When Jammeh expelled the deputy British high commissioner, Bharat Joshi in August 2001, you resigned as foreign minister. Why?
For a very long time, the president started being very angry with the West. At some point, Baba Jobe and others were telling him that I was working with the British and the Americans to topple him. I went straight to Jammeh and asked him about what I was hearing about I being with the Americans and British. He told me, ‘Don’t mind them’. Anyway, Jammeh was not happy about a lot of things that Joshi and others were doing, especially about meeting the opposition. After warning Joshi, and telling the president look, if you remove this man from here, we will be in a very funny position because by then I was one of the…let me even say, best friends of Robin Cook, the British Foreign Secretary, in Africa. I told him, let him tolerate them. He told me he will not expel him. But Fatou Jahumpa, Yankuba Touray and others went to him and told him Sedat is trying to undermine you so that the opposition will win. He did it in my absence. When I returned, I wanted him to go back on his decision but he said he cannot. He wanted me to go back to the British and tell them it was he who did it and not me, which would have made me a very foolish foreign minister. That’s why I resigned.
Eventually you went into self-exile in Dakar.
When I resigned, I stayed here in The Gambia for 10 years. During that period, I was appointed by the OECD to do a few missions. I was also appointed by the African Union. Jammeh even gave me a diplomatic passport. It was when he killed those nine people that it coincided with my trip to Dakar. I was with Buba Baldeh and Dodou Jobe. I told them I was leaving The Gambia because I was going to condemn the president. I had to stay in Dakar for about seven years before he fell down.
How did you manage to work for so long with one of Africa’s most brutal dictators?
There was some sort of respect, and me being a naïve believer that I will be able to make him a structured president. I always had the feeling that I could change him. I can tell you, I resigned on two occasions, once in Saudi Arabia in Arafat when he had an attitude there and… I think these are too minor to talk about. I told him I resigned. I also resigned in Algeria because I told him to say something in a certain way but he said no, I will say it in another way. But really, it’s not for working with a dictator because I left a salary of US$25,000 to come and work here to receive about US$1,600 a month. I had a lot of following in the Foreign Service abroad and that was why but it was not really to humour Yahya Jammeh. The advantage I had with Yahya, I never encouraged familiarity. As soon as I brief him, I go away. The ministers were building familiarity with him and that was why it was easy for him to crush them all.

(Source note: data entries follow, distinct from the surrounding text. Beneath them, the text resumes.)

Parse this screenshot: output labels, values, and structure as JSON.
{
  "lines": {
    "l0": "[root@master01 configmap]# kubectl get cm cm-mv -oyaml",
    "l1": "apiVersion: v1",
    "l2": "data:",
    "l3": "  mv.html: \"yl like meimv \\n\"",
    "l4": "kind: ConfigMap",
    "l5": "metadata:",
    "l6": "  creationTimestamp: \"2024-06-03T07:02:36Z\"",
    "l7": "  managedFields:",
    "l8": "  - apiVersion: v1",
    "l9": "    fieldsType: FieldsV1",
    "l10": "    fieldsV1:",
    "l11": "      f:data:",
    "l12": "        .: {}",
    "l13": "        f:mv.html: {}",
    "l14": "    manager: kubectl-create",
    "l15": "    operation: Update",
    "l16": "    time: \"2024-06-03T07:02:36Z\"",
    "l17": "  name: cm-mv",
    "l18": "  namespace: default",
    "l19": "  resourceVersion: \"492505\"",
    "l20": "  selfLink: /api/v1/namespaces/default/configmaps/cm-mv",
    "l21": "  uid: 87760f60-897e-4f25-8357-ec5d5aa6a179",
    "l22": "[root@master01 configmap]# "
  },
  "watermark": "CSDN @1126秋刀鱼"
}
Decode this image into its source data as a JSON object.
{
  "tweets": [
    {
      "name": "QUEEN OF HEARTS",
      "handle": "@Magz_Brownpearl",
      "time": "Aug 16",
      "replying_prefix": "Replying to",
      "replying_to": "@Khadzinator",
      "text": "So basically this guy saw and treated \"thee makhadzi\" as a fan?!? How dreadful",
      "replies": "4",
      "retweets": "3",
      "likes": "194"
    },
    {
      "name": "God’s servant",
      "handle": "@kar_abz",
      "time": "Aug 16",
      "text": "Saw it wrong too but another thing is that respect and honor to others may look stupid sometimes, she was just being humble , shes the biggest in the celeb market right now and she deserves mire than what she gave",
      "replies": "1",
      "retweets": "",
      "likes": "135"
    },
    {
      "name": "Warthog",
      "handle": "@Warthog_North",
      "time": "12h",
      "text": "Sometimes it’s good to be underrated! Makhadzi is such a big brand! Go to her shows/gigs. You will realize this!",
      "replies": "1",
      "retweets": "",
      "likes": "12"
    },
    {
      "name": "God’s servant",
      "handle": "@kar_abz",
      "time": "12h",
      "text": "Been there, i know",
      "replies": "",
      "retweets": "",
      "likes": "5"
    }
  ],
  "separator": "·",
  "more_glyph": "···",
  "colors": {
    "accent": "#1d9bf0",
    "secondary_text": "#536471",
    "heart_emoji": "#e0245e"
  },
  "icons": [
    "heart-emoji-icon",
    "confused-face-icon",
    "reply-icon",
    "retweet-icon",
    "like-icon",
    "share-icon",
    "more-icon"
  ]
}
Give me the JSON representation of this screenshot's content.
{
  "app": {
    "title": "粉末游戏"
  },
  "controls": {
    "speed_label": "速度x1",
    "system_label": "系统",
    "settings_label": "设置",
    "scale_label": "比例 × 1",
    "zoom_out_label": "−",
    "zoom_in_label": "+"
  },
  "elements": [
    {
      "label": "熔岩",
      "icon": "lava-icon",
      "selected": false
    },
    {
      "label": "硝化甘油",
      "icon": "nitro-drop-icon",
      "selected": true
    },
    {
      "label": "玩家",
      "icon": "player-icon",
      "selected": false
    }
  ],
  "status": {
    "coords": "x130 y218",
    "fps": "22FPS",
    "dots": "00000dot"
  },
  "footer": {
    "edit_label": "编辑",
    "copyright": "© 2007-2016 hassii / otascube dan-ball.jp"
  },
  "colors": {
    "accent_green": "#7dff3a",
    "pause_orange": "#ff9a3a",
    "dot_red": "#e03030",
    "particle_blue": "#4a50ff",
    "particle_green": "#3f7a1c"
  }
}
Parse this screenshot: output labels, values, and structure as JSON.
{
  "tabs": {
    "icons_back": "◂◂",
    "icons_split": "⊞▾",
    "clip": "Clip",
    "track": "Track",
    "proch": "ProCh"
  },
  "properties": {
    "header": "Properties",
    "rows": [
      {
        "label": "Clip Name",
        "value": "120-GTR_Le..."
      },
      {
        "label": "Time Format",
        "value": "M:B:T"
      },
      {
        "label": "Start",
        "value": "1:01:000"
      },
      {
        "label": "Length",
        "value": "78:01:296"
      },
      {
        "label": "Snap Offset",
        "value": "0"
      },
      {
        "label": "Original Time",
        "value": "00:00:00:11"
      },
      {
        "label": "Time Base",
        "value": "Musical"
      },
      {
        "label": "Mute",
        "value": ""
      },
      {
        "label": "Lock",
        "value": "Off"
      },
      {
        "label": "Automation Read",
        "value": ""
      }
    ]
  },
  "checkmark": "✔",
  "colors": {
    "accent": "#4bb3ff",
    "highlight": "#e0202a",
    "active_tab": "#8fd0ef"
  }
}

It is widely reported that during cabinet meetings, Jammeh would shout at ministers, even insult them. Were you ever shouted at by Jammeh?
No, he never shouted at me. Sometimes he does very childish things. He would call ministers, especially there was a lady who was very close to him, Susan, he would squeeze her hands, in public, and would be saying all sorts of things. He would be saying some funny things, and I would be busy writing. He would say, ‘Dr Jobe, are you with us?’ I would say, ‘Yes, you are talking about so and so’. But I have seen him blast ministers.
What was the worst that you experienced under Jammeh?
My worst experience was when they started arresting people and keeping them away, and this was the case of Shyngle Nyassi. To be frank with you, he had a lot of respect for me.